Penolakan Industri AMDK Pelabelan BPA-Free pada Galon Air dan Temuan BPOM
BPOM mencantumkan sejumlah pasal terkait pelabelan potensi bahaya BPA pada galon guna ulang di draft revisi Peraturan BPOM tentang Label Pangan Olahan
Penulis: Yulis
Editor: Choirul Arifin
BPOM juga turut menegaskan bahwa rencana kebijakan tersebut tidak berdasarkan tekanan pihak manapun.
Salah satu yang menjadi landasannya adalah data hasil uji post-market 2021-2022 dengan sampel yang diambil dari seluruh Indonesia yang menemukan bahwa migrasi BPA (perpindahan BPA dari kemasan pangan ke dalam pangan) pada galon polikarbonat "menunjukkan kecenderungan yang mengkhawatirkan" dan telah mencapai ambang batas berbahaya.
Deputi Bidang Pengawasan Pangan Olahan BPOM, Rita Endang menjelaskan, hasil uji migrasi BPA (perpindahan BPA dari kemasan pangan ke dalam pangan) menunjukkan sebanyak 33% sampel pada sarana distribusi dan peredaran serta 24% sampel pada sarana produksi berada pada rentang batas migrasi BPA 0,05 mg/kg yang ditetapkan Otoritas Keamanan Makanan Eropa (EFSA) dan 0,6 mg/kg berdasarkan ketentuan di Indonesia.
"Potensi bahaya di sarana distribusi dan peredaran 1,4 kali lebih besar dari sarana produksi," katanya.
Selain itu, Rita menambahkan, terdapat potensi bahaya di sarana distribusi hingga 1,95 kali berdasarkan pengujian terhadap kandungan BPA pada produk AMDK berbahan polikarbonat dari sarana produksi dan distribusi seluruh Indonesia.

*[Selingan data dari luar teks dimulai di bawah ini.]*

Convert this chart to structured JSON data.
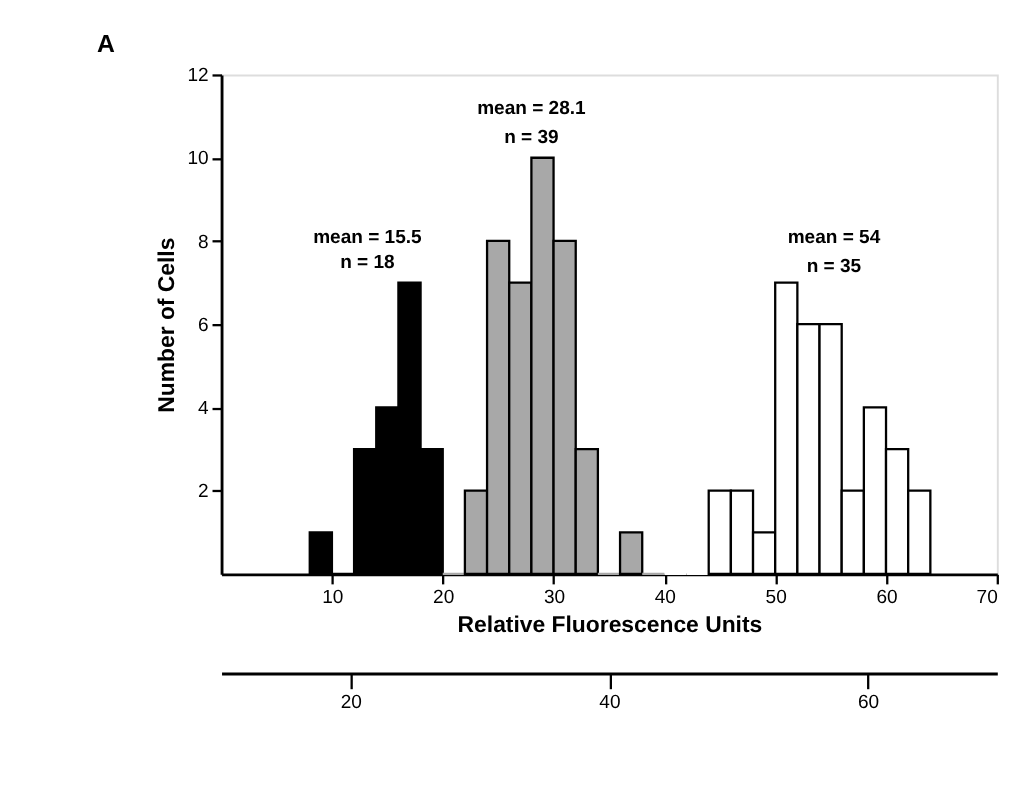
{
  "chart_data": {
    "type": "histogram",
    "title": "A",
    "xlabel": "Relative Fluorescence Units",
    "ylabel": "Number of Cells",
    "bins": [
      8,
      10,
      12,
      14,
      16,
      18,
      20,
      22,
      24,
      26,
      28,
      30,
      32,
      34,
      36,
      38,
      40,
      42,
      44,
      46,
      48,
      50,
      52,
      54,
      56,
      58,
      60,
      62,
      64
    ],
    "values": [
      1,
      0,
      3,
      4,
      7,
      3,
      0,
      2,
      8,
      7,
      10,
      8,
      3,
      0,
      1,
      0,
      0,
      0,
      2,
      2,
      1,
      7,
      6,
      6,
      2,
      4,
      3,
      2
    ],
    "colors": [
      "#000000",
      "#000000",
      "#000000",
      "#000000",
      "#000000",
      "#000000",
      "#a8a8a8",
      "#a8a8a8",
      "#a8a8a8",
      "#a8a8a8",
      "#a8a8a8",
      "#a8a8a8",
      "#a8a8a8",
      "#a8a8a8",
      "#a8a8a8",
      "#a8a8a8",
      "#ffffff",
      "#ffffff",
      "#ffffff",
      "#ffffff",
      "#ffffff",
      "#ffffff",
      "#ffffff",
      "#ffffff",
      "#ffffff",
      "#ffffff",
      "#ffffff",
      "#ffffff"
    ],
    "annotations": [
      "mean = 15.5",
      "n = 18",
      "mean = 28.1",
      "n = 39",
      "mean = 54",
      "n = 35"
    ],
    "xlim": [
      0,
      70
    ],
    "xticks": [
      10,
      20,
      30,
      40,
      50,
      60,
      70
    ],
    "ylim": [
      0,
      12
    ],
    "yticks": [
      2,
      4,
      6,
      8,
      10,
      12
    ],
    "x2lim": [
      10,
      70
    ],
    "x2ticks": [
      20,
      40,
      60
    ],
    "grid": false
  }
}
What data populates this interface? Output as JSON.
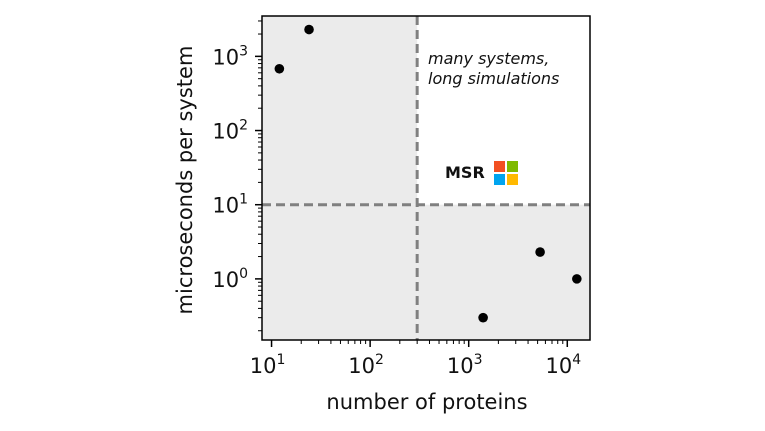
{
  "chart_data": {
    "type": "scatter",
    "xlabel": "number of proteins",
    "ylabel": "microseconds per system",
    "x_scale": "log",
    "y_scale": "log",
    "xlim": [
      8,
      17000
    ],
    "ylim": [
      0.15,
      3500
    ],
    "x_ticks": [
      {
        "base": "10",
        "exp": "1",
        "value": 10
      },
      {
        "base": "10",
        "exp": "2",
        "value": 100
      },
      {
        "base": "10",
        "exp": "3",
        "value": 1000
      },
      {
        "base": "10",
        "exp": "4",
        "value": 10000
      }
    ],
    "y_ticks": [
      {
        "base": "10",
        "exp": "0",
        "value": 1
      },
      {
        "base": "10",
        "exp": "1",
        "value": 10
      },
      {
        "base": "10",
        "exp": "2",
        "value": 100
      },
      {
        "base": "10",
        "exp": "3",
        "value": 1000
      }
    ],
    "thresholds": {
      "x": 300,
      "y": 10
    },
    "shaded_quadrants": [
      "top-left",
      "bottom-left",
      "bottom-right"
    ],
    "points": [
      {
        "x": 12,
        "y": 680
      },
      {
        "x": 24,
        "y": 2300
      },
      {
        "x": 1400,
        "y": 0.3
      },
      {
        "x": 5300,
        "y": 2.3
      },
      {
        "x": 12500,
        "y": 1.0
      }
    ],
    "annotation": {
      "lines": [
        "many systems,",
        "long simulations"
      ]
    },
    "logo": {
      "text": "MSR",
      "colors": [
        "#f25022",
        "#7fba00",
        "#00a4ef",
        "#ffb900"
      ]
    },
    "colors": {
      "shade": "#ebebeb",
      "threshold_line": "#808080",
      "point": "#000000"
    },
    "grid": false
  }
}
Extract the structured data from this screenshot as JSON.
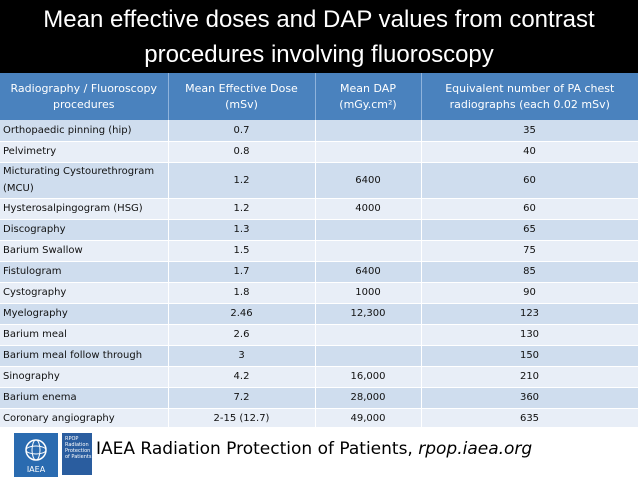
{
  "title": {
    "line1": "Mean effective doses and DAP values from contrast",
    "line2": "procedures involving fluoroscopy"
  },
  "table": {
    "headers": [
      "Radiography / Fluoroscopy procedures",
      "Mean Effective Dose (mSv)",
      "Mean DAP (mGy.cm²)",
      "Equivalent number of PA chest radiographs (each 0.02 mSv)"
    ],
    "rows": [
      {
        "procedure": "Orthopaedic pinning (hip)",
        "dose": "0.7",
        "dap": "",
        "equiv": "35"
      },
      {
        "procedure": "Pelvimetry",
        "dose": "0.8",
        "dap": "",
        "equiv": "40"
      },
      {
        "procedure": "Micturating Cystourethrogram (MCU)",
        "dose": "1.2",
        "dap": "6400",
        "equiv": "60"
      },
      {
        "procedure": "Hysterosalpingogram (HSG)",
        "dose": "1.2",
        "dap": "4000",
        "equiv": "60"
      },
      {
        "procedure": "Discography",
        "dose": "1.3",
        "dap": "",
        "equiv": "65"
      },
      {
        "procedure": "Barium Swallow",
        "dose": "1.5",
        "dap": "",
        "equiv": "75"
      },
      {
        "procedure": "Fistulogram",
        "dose": "1.7",
        "dap": "6400",
        "equiv": "85"
      },
      {
        "procedure": "Cystography",
        "dose": "1.8",
        "dap": "1000",
        "equiv": "90"
      },
      {
        "procedure": "Myelography",
        "dose": "2.46",
        "dap": "12,300",
        "equiv": "123"
      },
      {
        "procedure": "Barium meal",
        "dose": "2.6",
        "dap": "",
        "equiv": "130"
      },
      {
        "procedure": "Barium meal follow through",
        "dose": "3",
        "dap": "",
        "equiv": "150"
      },
      {
        "procedure": "Sinography",
        "dose": "4.2",
        "dap": "16,000",
        "equiv": "210"
      },
      {
        "procedure": "Barium enema",
        "dose": "7.2",
        "dap": "28,000",
        "equiv": "360"
      },
      {
        "procedure": "Coronary angiography",
        "dose": "2-15 (12.7)",
        "dap": "49,000",
        "equiv": "635"
      }
    ]
  },
  "footer": {
    "logo_text": "IAEA",
    "rpop_text": "RPOP Radiation Protection of Patients",
    "credit_prefix": "IAEA Radiation Protection of Patients, ",
    "credit_site": "rpop.iaea.org"
  },
  "colors": {
    "header_bg": "#4a82be",
    "row_dark": "#cfddee",
    "row_light": "#e8eef7",
    "title_bg": "#000000",
    "iaea_blue": "#2a6bb0"
  },
  "icons": [
    "iaea-logo",
    "rpop-logo"
  ]
}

BPOM juga melakukan kajian paparan BPA pada konsumen produk galon guna ulang dengan hasil menunjukkan bahwa kelompok rentan pada bayi usia 6-11 bulan berisiko 2,4 kali dan anak usia 1-3 tahun berisiko 2,12 kali dibandingkan kelompok dewasa usia 30-64 tahun.
"Kesehatan bayi dan anak merupakan modal paling dasar untuk mewujudkan sumber daya manusia berkualitas dan berdaya saing yang merupakan salah satu tujuan RPJMN, Rencana Pembangunan Jangka Menengah Nasional 2020-2024," ujarnya.
Rita mengatakan BPOM juga melakukan kajian kerugian ekonomi dari permasalahan kesehatan yang timbul akibat paparan BPA pada air kemasan yang dilakukan bersama kalangan ahli di perguruan tinggi.
Penelitian dengan metode studi epidemiologi deskriptif dilakukan oleh sejumlah pakar ekonomi kesehatan yang menggunakan estimasi berdasarkan prevalence-based untuk mengkaji beban ekonomi, katanya.
"Dipilih satu penyakit dengan dukungan banyak publikasi yang ilmiah. BPA merupakan endocrine disruptor (zat kimia yang dapat mengganggu fungsi hormon normal pada manusia) berdasarkan penelitian berkolerasi pada sistem reproduksi pria atau wanita seperti infertilitas (gangguan kesuburan)," katanya.
Berdasarkan hasil studi Cohort di Korea Selatan (Journal of Korean Medical Science) pada 2021, kata Rita, ada korelasi peningkatan infertilitas pada kelompok tinggi paparan BPA dengan odds ratio atau rasio paparan penyakit mencapai 4,25 kali.
"Diperkirakan beban biaya infertilitas pada konsumen AMDK galon yang terpapar BPA berkisar antara Rp16 triliun sampai dengan Rp30,6 triliun dalam periode satu siklus in vitro fertilization (IVF)," katanya.
Dalam rangka melindungi kesehatan masyarakat untuk jangka panjang, kata Rita, beberapa negara telah memperketat standar batas migrasi BPA.
Sejumlah studi internasional lain yang juga telah menunjukkan fakta yang sama terkait potensi bahaya paparan BPA bagi kesehatan.